PRONSATO L; LA COLLA A; RONDA A,; MILANESI L; VASCONSUELO A; BOLAND R

Potrero de los Funes

Congreso; XLVII Reunión Anual de la Sociedad Argentina de Investigación en Bioquímica y Biología Molecular; 2011

SAIB

We previously described that testosterone (T) and 17beta-estradiol (E2) protect C2C12 muscle cells from apoptosis induced by H2O2. Thus, H2O2 promoted typical changes of apoptosis such as nuclear fragmentation, cytoskeleton disorganization, mitochondrial reorganization/dysfunction and cytochrome c release that were abolished upon treatment of cells with the hormones. In the present work we studied further in depth the mechanism of action of these steroids in apoptosis.
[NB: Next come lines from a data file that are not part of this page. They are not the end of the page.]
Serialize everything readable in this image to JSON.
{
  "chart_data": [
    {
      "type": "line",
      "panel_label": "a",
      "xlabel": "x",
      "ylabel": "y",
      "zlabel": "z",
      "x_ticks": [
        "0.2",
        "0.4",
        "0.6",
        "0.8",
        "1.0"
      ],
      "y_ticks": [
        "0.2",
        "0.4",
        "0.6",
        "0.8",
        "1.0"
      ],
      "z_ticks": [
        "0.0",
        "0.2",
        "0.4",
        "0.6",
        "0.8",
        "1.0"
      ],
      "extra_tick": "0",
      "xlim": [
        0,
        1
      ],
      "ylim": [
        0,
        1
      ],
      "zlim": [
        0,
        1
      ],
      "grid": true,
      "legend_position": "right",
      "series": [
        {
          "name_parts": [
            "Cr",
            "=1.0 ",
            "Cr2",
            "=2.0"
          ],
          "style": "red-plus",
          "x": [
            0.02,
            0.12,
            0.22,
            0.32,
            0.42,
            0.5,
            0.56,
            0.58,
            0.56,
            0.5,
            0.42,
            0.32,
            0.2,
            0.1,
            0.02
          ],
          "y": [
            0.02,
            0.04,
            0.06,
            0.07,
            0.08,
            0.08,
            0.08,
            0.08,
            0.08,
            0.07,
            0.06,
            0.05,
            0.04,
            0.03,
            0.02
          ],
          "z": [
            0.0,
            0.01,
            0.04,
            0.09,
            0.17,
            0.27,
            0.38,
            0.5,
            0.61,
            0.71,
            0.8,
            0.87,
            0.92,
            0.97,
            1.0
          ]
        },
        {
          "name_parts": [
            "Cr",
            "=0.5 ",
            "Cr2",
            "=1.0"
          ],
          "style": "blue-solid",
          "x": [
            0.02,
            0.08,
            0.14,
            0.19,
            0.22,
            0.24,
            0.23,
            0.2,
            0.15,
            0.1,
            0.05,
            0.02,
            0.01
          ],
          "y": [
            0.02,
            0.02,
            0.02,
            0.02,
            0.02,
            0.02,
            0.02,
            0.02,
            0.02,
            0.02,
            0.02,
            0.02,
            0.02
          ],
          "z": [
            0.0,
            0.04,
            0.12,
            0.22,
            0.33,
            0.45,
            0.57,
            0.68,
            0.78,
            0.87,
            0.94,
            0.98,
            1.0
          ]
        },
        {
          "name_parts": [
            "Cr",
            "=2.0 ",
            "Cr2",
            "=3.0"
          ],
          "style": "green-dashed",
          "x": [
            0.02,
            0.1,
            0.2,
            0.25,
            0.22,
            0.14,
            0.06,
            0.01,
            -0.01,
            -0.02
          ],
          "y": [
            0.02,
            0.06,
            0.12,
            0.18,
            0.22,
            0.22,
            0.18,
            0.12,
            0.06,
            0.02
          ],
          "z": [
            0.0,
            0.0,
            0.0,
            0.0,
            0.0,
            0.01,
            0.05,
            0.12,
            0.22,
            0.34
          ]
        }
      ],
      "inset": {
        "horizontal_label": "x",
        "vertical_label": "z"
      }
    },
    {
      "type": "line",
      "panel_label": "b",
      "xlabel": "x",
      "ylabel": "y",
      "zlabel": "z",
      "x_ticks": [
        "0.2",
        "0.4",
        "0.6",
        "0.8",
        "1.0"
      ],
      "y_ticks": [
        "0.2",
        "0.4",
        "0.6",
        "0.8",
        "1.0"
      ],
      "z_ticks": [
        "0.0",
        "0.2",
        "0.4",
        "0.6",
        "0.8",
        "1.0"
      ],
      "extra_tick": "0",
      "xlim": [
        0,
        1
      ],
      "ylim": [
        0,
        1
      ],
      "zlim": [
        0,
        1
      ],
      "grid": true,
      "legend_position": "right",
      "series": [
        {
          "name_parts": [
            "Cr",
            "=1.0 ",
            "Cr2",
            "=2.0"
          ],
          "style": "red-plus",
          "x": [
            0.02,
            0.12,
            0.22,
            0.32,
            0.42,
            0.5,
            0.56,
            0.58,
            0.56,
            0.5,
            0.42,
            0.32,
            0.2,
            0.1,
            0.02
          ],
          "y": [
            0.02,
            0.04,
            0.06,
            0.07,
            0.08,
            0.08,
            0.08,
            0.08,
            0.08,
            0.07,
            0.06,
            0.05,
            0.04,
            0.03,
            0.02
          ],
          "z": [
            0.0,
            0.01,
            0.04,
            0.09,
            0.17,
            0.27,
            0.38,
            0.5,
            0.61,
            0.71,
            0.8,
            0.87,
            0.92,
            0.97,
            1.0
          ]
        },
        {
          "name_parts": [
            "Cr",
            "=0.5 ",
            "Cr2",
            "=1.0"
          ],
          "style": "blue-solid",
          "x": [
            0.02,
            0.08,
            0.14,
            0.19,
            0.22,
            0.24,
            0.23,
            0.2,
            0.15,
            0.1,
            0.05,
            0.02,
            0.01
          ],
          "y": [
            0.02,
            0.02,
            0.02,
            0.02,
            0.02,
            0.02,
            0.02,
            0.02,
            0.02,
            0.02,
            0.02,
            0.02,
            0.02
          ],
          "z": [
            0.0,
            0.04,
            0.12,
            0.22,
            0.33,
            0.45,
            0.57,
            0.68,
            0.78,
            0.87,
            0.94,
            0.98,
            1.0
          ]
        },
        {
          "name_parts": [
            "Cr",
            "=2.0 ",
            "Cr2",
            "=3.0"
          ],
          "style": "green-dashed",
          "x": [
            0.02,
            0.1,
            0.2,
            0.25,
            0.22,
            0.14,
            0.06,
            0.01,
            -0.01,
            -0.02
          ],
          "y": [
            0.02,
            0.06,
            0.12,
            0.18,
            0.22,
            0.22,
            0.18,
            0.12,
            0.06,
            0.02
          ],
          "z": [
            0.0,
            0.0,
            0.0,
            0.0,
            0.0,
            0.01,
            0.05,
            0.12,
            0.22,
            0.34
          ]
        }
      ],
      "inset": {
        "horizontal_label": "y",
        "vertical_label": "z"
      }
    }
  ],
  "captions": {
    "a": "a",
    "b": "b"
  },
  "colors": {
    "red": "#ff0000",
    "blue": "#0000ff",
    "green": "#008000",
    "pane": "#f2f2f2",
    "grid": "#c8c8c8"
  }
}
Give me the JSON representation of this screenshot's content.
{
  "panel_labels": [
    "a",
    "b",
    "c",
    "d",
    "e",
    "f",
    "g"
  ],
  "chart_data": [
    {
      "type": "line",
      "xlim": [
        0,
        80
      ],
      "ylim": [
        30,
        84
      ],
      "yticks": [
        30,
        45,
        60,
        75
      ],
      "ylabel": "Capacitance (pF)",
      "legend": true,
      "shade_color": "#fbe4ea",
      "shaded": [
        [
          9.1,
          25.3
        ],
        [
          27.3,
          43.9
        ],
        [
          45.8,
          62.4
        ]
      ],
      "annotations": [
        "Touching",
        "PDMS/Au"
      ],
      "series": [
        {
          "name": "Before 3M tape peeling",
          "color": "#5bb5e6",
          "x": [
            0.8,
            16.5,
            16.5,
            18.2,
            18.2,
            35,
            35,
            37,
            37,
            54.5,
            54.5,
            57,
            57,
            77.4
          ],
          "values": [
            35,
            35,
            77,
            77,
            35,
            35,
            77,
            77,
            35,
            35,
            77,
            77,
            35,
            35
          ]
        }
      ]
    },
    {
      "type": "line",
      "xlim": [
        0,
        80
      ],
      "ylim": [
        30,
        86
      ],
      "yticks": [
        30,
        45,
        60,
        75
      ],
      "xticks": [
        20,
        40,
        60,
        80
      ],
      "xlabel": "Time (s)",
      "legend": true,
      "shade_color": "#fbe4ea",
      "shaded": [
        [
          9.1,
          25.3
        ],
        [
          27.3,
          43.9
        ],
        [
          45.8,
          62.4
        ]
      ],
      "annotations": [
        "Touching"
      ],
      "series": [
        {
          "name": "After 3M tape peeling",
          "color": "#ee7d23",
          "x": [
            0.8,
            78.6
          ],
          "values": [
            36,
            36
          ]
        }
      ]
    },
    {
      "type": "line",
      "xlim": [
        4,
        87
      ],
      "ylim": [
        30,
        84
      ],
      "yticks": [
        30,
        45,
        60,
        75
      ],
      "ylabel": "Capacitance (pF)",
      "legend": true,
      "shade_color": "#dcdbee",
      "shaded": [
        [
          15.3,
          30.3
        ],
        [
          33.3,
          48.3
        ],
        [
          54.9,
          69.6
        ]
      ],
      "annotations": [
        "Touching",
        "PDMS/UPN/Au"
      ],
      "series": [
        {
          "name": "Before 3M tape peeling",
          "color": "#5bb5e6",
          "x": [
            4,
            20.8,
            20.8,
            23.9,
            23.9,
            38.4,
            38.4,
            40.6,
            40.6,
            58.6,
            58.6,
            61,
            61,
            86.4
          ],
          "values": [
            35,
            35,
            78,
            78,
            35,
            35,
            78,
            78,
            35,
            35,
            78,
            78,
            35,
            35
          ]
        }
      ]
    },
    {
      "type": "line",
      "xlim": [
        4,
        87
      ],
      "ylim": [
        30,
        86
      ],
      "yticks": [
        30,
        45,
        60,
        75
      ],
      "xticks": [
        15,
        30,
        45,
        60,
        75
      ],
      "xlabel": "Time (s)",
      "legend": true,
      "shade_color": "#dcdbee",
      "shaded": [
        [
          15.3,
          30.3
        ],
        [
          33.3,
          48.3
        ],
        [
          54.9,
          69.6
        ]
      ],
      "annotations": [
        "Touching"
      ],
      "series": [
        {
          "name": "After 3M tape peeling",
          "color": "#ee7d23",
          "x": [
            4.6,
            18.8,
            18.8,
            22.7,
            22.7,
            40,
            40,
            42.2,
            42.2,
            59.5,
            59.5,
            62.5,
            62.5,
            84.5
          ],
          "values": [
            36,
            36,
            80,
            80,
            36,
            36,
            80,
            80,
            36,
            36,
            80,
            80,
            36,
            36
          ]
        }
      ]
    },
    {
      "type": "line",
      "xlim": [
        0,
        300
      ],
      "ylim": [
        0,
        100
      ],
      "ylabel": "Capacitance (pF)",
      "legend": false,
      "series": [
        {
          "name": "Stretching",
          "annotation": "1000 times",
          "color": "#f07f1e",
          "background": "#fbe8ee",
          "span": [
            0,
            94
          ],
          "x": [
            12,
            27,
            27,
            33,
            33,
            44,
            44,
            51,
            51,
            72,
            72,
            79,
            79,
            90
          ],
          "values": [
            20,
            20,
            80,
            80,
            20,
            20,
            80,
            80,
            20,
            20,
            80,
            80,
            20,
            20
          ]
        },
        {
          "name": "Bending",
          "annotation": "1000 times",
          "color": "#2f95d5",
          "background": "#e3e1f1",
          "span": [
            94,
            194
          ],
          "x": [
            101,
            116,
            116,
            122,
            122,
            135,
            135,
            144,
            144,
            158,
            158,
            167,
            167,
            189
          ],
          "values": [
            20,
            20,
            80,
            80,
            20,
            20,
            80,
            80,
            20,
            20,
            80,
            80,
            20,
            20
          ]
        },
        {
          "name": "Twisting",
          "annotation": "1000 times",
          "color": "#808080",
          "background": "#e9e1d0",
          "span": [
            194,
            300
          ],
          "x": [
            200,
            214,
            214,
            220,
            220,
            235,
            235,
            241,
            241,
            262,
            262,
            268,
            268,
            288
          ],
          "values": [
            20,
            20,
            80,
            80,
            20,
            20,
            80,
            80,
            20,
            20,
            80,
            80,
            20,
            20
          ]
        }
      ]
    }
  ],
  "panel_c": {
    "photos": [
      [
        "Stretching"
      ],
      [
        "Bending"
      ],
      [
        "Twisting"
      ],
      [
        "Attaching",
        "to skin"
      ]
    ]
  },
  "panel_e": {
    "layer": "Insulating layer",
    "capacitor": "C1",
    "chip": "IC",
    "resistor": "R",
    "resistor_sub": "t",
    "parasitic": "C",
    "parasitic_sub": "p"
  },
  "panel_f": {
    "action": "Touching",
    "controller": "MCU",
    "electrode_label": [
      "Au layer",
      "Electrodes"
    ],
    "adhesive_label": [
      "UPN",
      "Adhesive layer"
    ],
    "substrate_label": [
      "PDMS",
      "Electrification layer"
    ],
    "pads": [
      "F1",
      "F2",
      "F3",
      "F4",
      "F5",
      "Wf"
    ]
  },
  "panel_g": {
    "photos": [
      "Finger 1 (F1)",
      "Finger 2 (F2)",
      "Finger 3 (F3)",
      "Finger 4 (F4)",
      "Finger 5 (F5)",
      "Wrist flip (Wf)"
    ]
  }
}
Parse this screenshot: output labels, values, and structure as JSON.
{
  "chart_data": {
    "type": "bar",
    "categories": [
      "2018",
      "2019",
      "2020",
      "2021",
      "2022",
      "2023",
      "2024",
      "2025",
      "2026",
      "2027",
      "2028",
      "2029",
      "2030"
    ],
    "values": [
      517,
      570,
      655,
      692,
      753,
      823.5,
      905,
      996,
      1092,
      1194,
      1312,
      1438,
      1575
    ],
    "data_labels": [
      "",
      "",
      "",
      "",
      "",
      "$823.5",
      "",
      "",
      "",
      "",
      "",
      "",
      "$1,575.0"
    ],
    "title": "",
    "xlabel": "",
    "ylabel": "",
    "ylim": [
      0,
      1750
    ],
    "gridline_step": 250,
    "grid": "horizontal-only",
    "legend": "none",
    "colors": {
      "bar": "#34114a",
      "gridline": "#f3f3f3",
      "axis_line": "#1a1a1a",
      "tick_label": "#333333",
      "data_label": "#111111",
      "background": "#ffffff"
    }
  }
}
Competitive binding assays, immunocytochemistry and immunoblottings revealed that androgen receptors with a non-classical localization (mainly mitochondria) are involved in the protective role of T. Thus, T inhibits PARP cleavage and Bax expression induced by H2O2 but in presence of flutamide this antiapoptotic effect is not observed. By flow cytometry using the fluorescent dye JC-1, it was also demonstrated that T prevents mitochondrial membrane potential depolarization in response to H2O2, as described before for E2. This loss of membrane potential may be due to the opening of the mitochondrial permeability transition pore (MPTP), as flow cytometry and fluorescence microscopy with calcein-AM demonstrated that E2 can inhibit the continuous activation of MPTP by H2O2. Altogether, our studies suggest a role of T and E2 in the regulation of apoptosis with a clear action at the mitochondrial level in muscle cells.